Quels sont les mécanismes qui conduisent à une rupture de l’identité ?
La maladie grave et évolutive, nous l’avons vu, fait émerger des problématiques identitaires complexes. Cette partie a pour objectif de rechercher l’origine possible de ces perturbations et d’analyser leur particularité dans le cadre de la maladie. Comme pour la partie clinique, j’ai choisi de m’intéresser successivement à la perte de repères physiques, psychiques puis sociaux.
La perte de repères physiques
A travers la vignette clinique de Madame V., nous avons mis en évidence le fait que la perturbation de l’identité physique est étroitement liée à une impossibilité de réactualiser le schéma corporel et l’image du corps. J’étudierai dans cette partie les mécanismes à travers lesquels la modification de ces deux items psychomoteurs conduit à une perte de repères identitaires.
A. Une atteinte du schéma corporel R. MURPHY, anthropologue américain du XXème siècle, décrit dans Vivre à corps perdu son expérience du handicap. Il est atteint d’une tumeur incurable qui le paralysera progressivement jusqu’à la tétraplégie. Lorsque le handicap s’installe, il décrit que « Quand on est malade, on ne peut plus considérer le corps comme allant de soi (…) car il est devenu un problème. Il n’est plus le sujet d’une hypothèse inconsciente, mais l’objet d’une pensée consciente » .Il précise par ailleurs que cette expérience est fortement désagréable. En effet il semblerait que dans le contexte de la maladie, l’impression sensorielle du corps – qui constitue le schéma corporel – n’est plus suffisamment stable pour être représentée. Ce manque de représentations génère une angoisse au sens où la décrit J. LACAN : « L’angoisse est corrélative du moment où le sujet est suspendu entre un temps où il ne sait plus où il est, vers un temps où il va être quelque chose où il ne pourra plus jamais se retrouver. C’est cela l’angoisse » . Le sujet est donc préoccupé car il sent certaines parties du « corps sain » se transformer en « corps malade » et ne reconnaît plus toujours ce corps comme sien.

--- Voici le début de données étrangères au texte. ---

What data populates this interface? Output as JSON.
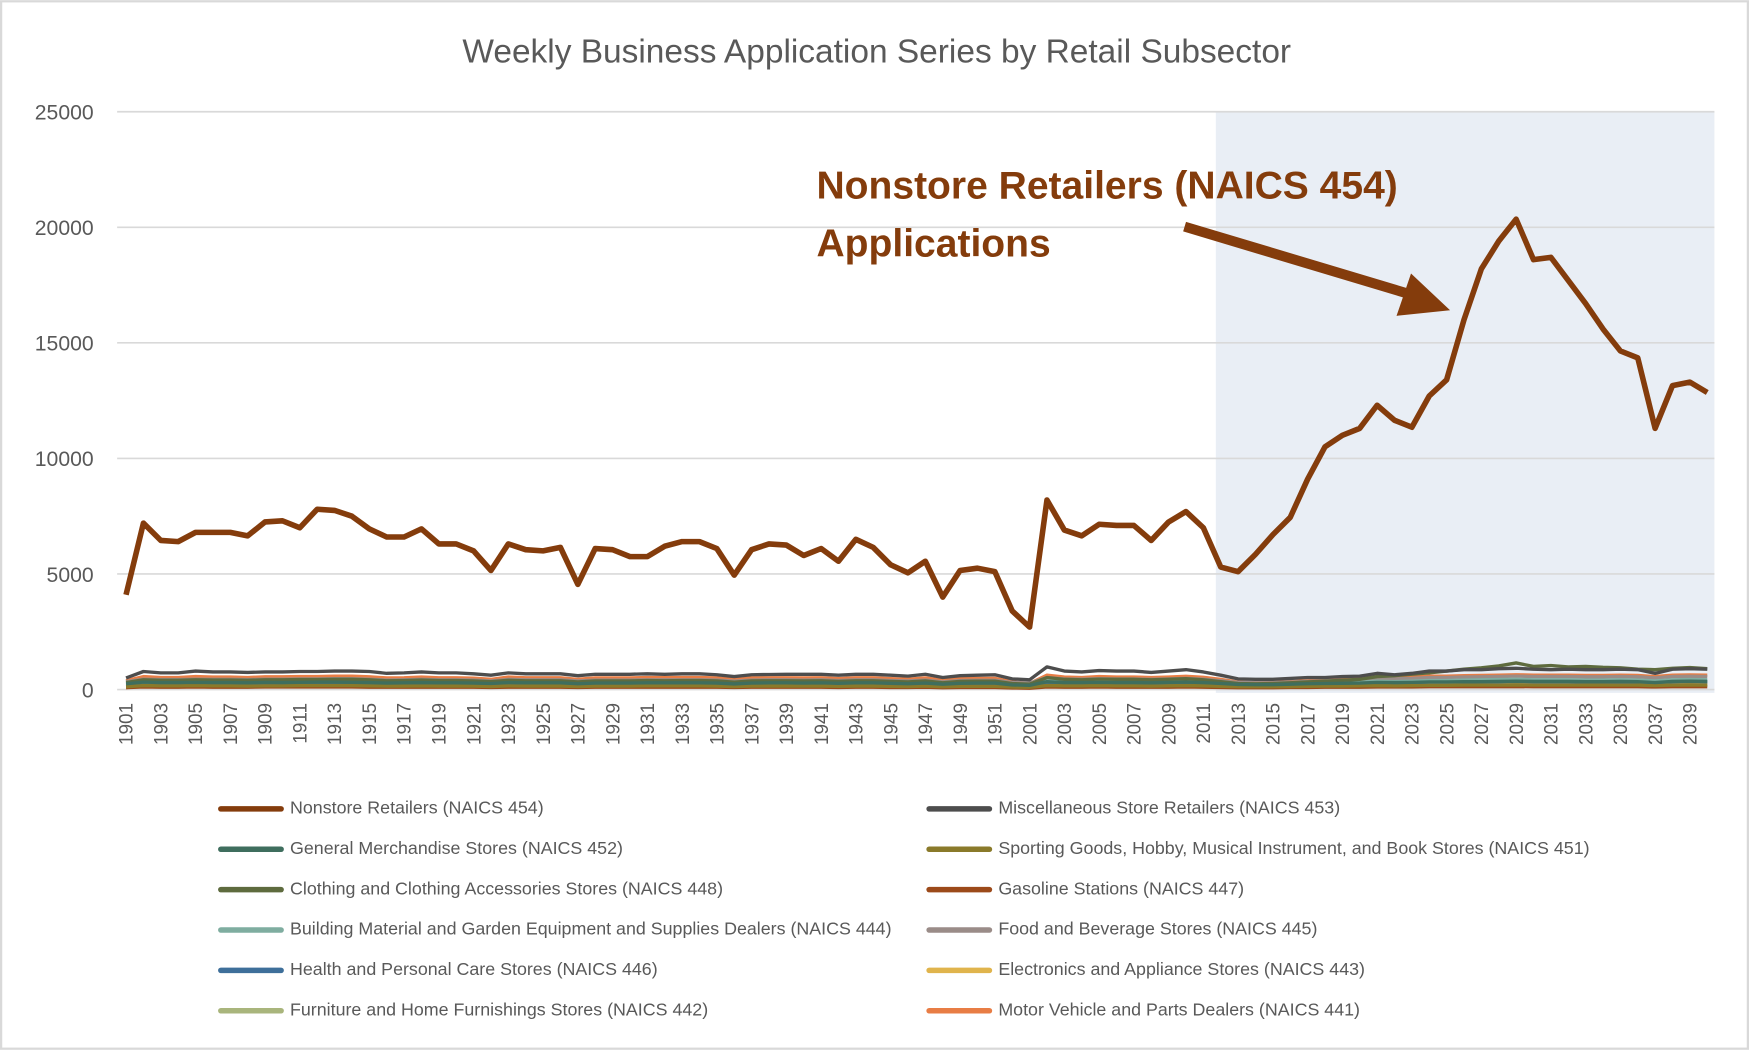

Lorsque le patient est en capacité de gérer cette angoisse, il peut explorer les qualités de ce corps «nouveau» et en rechercher les limites. Ainsi certains patients développent des comportements d’auto-stimulation (auto-massage, tentative de marche, recherche de sensation…) pour pouvoir intégrer ces nouvelles composantes corporelles. Le caractère désagréable de cette exploration – désigné par R. MURPHY – est subjectif car cette redécouverte consciente du corps résonne différemment dans l’histoire des patients.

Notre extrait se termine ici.